LAWS(CE)-1983-5-63

KAMARHALTY CO. LTD Vs. COLLECTOR OF CENTRAL EXCISE

Decided On May 13, 1983
Kamarhalty Co. Ltd Appellant
V/S
COLLECTOR OF CENTRAL EXCISE Respondents

JUDGEMENT

(1.) THIS matter originally was a revision petition which has been transferred to the Appellate Tribunal and is taken up as an appeal for consideration.

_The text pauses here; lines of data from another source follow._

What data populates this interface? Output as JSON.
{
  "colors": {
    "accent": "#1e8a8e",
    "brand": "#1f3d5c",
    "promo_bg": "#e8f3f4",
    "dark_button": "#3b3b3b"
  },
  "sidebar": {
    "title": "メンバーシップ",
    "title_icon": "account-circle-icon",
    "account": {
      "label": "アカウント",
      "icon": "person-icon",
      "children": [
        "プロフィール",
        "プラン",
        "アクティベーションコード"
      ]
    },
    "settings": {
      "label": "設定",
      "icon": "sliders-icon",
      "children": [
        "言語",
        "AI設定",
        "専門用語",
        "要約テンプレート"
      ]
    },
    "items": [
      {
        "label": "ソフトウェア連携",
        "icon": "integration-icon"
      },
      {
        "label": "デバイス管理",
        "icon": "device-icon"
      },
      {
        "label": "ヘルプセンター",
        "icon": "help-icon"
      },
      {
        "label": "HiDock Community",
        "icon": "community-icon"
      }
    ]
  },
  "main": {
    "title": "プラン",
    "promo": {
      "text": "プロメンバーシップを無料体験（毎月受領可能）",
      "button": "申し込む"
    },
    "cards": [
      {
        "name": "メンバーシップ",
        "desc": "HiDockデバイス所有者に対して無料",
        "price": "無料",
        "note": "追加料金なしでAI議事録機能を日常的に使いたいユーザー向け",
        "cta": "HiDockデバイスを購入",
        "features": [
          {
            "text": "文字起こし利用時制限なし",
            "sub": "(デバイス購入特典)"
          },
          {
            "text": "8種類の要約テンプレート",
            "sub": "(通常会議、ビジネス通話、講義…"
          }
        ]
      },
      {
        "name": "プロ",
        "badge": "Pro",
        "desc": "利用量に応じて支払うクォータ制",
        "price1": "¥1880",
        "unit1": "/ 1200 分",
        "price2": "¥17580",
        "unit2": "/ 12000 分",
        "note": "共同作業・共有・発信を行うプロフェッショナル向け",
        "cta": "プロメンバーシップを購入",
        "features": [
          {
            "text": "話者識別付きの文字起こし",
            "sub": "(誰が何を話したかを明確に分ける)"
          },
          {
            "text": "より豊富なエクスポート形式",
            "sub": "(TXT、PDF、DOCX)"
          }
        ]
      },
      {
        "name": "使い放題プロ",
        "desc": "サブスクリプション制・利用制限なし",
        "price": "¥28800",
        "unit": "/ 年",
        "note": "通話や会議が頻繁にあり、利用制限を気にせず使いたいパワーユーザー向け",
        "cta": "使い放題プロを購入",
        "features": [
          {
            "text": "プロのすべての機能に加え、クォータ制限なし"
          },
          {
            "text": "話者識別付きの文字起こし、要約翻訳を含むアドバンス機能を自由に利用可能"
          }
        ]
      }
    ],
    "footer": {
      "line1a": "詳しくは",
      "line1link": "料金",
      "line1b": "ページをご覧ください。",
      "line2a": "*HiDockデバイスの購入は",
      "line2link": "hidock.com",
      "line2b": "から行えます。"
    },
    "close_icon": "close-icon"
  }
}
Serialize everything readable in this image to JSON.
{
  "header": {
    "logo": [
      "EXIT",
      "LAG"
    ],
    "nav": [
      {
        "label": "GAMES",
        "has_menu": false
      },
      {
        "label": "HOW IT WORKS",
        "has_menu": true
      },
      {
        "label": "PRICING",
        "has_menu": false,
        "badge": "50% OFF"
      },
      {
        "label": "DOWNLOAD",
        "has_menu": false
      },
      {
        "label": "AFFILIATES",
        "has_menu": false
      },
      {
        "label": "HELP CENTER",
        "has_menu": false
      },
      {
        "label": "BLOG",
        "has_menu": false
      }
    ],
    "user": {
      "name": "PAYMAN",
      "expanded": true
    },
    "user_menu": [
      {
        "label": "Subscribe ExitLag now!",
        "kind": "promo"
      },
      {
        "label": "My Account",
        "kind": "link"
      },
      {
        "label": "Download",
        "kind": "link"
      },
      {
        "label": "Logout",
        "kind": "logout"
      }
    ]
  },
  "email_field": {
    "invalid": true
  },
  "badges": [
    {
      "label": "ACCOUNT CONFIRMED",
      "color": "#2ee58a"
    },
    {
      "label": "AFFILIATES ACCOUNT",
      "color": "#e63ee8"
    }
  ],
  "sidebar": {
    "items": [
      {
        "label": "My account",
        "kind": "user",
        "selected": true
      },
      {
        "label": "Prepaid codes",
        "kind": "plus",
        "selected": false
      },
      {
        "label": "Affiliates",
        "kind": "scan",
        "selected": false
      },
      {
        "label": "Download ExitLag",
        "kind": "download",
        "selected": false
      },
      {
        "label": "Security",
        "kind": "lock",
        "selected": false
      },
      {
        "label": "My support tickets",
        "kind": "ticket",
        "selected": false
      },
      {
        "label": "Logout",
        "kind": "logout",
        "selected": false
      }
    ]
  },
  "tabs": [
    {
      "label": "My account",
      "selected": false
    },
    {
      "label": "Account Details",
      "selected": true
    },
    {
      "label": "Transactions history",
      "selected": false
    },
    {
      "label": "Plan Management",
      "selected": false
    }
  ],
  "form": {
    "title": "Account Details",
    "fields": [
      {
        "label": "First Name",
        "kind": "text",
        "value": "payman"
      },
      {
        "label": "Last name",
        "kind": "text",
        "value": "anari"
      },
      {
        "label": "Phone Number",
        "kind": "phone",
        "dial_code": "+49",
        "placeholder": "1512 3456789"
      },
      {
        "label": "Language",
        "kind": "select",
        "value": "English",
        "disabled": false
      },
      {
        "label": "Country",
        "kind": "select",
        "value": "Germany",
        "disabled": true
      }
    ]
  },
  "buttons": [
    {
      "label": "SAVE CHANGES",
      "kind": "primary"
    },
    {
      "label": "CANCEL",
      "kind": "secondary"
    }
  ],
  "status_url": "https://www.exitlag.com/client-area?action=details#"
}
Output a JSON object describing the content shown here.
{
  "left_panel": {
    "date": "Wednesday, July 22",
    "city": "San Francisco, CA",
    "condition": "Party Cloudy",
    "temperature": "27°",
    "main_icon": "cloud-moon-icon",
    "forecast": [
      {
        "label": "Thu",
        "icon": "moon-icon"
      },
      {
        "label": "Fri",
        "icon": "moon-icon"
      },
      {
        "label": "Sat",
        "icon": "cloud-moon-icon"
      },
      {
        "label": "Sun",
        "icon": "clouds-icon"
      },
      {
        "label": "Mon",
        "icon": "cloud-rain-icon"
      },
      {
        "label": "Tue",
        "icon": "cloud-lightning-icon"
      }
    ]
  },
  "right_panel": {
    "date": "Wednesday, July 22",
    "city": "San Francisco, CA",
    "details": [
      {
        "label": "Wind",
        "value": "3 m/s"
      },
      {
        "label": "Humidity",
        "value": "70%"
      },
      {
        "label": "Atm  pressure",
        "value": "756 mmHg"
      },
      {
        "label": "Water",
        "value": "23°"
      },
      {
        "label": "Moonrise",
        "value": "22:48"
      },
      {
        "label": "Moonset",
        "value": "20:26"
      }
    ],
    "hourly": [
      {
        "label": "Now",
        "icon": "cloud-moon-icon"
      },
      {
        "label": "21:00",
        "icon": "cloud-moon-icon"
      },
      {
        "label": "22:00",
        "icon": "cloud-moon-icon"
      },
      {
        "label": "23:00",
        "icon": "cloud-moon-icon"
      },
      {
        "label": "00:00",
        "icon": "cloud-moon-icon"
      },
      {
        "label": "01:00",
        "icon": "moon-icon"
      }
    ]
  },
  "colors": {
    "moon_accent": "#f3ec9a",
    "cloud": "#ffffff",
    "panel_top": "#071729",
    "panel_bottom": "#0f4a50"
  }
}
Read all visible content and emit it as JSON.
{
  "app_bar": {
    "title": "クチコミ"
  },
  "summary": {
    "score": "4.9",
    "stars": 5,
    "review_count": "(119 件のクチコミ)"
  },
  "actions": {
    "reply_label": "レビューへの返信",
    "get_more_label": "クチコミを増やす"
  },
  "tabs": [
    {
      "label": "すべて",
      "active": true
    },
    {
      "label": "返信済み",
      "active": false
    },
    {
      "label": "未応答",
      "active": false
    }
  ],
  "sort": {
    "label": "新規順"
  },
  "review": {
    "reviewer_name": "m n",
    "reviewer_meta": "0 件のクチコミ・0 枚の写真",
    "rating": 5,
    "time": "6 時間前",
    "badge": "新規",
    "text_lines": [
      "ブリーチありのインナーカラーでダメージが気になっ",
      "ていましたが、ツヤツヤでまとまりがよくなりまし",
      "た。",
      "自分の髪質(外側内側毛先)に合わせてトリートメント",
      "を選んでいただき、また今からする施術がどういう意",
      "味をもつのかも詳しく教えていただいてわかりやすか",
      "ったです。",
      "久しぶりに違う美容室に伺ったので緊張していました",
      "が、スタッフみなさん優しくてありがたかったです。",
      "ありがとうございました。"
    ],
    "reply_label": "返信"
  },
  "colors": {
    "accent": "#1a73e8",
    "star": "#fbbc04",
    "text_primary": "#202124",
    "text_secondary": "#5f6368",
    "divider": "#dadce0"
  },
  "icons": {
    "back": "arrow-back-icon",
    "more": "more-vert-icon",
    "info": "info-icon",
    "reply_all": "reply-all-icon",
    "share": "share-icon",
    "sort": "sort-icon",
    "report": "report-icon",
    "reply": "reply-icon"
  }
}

(2.) THE origin of the matter is the order passed by the Assistant Collector of Central Excise, Calcutta XII Division, wherein he held that the assessee did not file a classification list and obtain approval for the same. As a consequence, he held that the appellant cleared goods without intimation of permission from the Central Excise Department. The Assistant Collector, therefore, held that the clearances were unauthorised within the meaning of Rule 9(1) of the Central Excise Rules. He also rejected the claim that gunny cuttings were the same as rags and chindies. In respect of broad loom waste also he observed that the price charged from the customers was more than the price usually charged for broad loom yarn and, therefore, did not accept the request to admit their claim and to withdraw the demands. The Appellate Collector in his order dated 27,8.1979 held as follows : -

(3.) BEFORE us Shri S.P. Kampani for the Appellant submitted that the appellant company pays big amounts of excise duty and clears huge quantities. In respect of the impugned goods also they issued gate passes and filed RT 12 returns. The Department had at no stage adduced any evidence to support the allegation that gunny cuttings were not rags and chindies. He submitted that Notification No. 57/72 is applicable to them and the goods are totally exempted and consequently no classifications need be filed. He also submitted that the show -cause notice is time -barred and that the Department had at no stage adduced any evidence whatsoever that gunny cuttings removed by them did not conform to the descriptions given in the gate passes as being below 92 centimetres. Shri Kampani submitted that in the absence of any evidence the demand for duty is incorrect. He also pointed out that no penalty was imposed for non -submission of classification list though it has been held that no classification list was filed. To sum up, his submission is that no classification list was necessary and the Department did not prove that the Appellant cleared goods which were not covered by exemption Notification Nos. 57/72 and 70/72.